STRAUSS Burleske. Serenade. Tod und Verklarung (Franck)
View record and artist detailsRecord and Artist Details
Genre:
Orchestral
Label: Alpha
Magazine Review Date: 07/2021
Media Format: CD or Download
Media Runtime: 55
Mastering:
DDD
Catalogue Number: ALPHA733
Tracks:
Composition | Artist Credit |
---|---|
Burleske |
Richard Strauss, Composer
Mikko Franck, Conductor Nelson Goerner, Piano Orchestre Philharmonique de Radio France |
Serenade |
Richard Strauss, Composer
Mikko Franck, Conductor Orchestre Philharmonique de Radio France |
Tod und Verklärung |
Richard Strauss, Composer
Mikko Franck, Conductor Orchestre Philharmonique de Radio France |
Author: Hugo Shirley
Richard Strauss’s Burleske has been doing well on record of late. Denis Kozhukhin’s fine Pentatone recording from a couple of years ago was joined just last month by Bertrand Chamayou’s magisterial performance from Rome. And here’s another fine account from a pianist, Nelson Goerner, similarly equipped with the technique and intelligence to deal with Strauss’s virtuoso score.

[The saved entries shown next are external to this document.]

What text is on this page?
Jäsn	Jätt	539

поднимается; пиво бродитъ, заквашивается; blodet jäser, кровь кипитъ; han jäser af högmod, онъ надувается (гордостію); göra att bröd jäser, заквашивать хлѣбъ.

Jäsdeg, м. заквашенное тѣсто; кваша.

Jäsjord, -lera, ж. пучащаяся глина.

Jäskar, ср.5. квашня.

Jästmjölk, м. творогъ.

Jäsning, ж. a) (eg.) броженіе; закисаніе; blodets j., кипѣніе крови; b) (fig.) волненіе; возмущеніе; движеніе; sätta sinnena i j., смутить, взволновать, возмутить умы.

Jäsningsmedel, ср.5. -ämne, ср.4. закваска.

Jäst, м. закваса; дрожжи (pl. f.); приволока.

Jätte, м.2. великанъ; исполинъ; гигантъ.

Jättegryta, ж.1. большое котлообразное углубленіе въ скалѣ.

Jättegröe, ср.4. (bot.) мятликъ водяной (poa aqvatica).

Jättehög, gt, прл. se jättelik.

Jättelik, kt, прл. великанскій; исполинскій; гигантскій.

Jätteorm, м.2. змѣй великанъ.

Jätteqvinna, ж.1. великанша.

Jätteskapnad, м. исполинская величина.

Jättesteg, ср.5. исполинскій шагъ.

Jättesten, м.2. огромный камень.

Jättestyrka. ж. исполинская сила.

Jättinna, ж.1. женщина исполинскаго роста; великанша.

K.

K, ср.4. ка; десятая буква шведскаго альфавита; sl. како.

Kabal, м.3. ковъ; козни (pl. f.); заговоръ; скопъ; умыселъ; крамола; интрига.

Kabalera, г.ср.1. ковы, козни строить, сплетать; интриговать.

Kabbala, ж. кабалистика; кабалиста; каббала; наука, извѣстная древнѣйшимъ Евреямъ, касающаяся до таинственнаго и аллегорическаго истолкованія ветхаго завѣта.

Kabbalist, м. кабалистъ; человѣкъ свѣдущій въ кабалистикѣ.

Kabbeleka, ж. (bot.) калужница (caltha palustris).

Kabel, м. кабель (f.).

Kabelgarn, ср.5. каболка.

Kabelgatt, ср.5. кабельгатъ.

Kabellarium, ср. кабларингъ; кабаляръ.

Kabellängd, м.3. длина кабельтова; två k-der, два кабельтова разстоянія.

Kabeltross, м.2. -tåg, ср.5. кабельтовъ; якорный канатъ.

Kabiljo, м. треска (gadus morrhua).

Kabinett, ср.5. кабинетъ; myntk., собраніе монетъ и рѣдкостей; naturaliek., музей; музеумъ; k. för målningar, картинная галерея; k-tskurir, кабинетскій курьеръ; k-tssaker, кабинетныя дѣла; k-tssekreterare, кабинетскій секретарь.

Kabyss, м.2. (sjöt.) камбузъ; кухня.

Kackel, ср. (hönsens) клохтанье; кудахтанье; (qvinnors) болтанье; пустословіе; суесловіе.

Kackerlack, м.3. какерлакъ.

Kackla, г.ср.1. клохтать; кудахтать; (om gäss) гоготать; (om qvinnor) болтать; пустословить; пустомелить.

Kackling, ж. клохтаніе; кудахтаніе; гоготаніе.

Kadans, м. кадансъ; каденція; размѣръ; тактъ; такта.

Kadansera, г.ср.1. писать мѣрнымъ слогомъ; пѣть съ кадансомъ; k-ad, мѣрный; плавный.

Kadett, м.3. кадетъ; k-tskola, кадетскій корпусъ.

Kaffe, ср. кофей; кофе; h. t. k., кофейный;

Where Chamayou offers scintillating pianistic brilliance and Kozhukhin patrician control, Goerner opens with blistering energy. The opening salvos (abetted by some driving timpani interjections) are dispatched with thrilling urgency, but he also brings a lovely wistful gentleness to the more lyrical episodes and delicacy to Strauss’s more playful moments. Mikko Franck and the Orchestre Philharmonique de Radio France offer dramatic and characterful support.
The orchestra’s wind players are given a chance to shine in an affectionate account of the early Serenade, Op 7 (composed by the 17-year-old Strauss in 1881), which offers a welcome palate-cleanser before orchestra and conductor serve up a handsome account of Tod und Verklärung. It’s a big and generous performance in the Karajan mould (and clocking in at over 26 minutes) which offers many stirring moments in sound that is pleasingly rounded and blended.
The early wind solos are beautifully turned, and the big build-ups – especially towards the final climax – are expertly controlled. Then there’s drama, too, but I miss some of that shuddering sense of dread that the 1970s Karajan creates so well even at his leisurely tempo – in the last spasms before we gradually head to the final peroration, for example (at 16'50" in this recording).
Still, much to enjoy here, as well as in Goerner’s Burleske, even if he can’t match Chamayou for sheer wizardry. With the Serenade as a welcome centrepiece, it all adds up to a satisfying, if slightly short, release.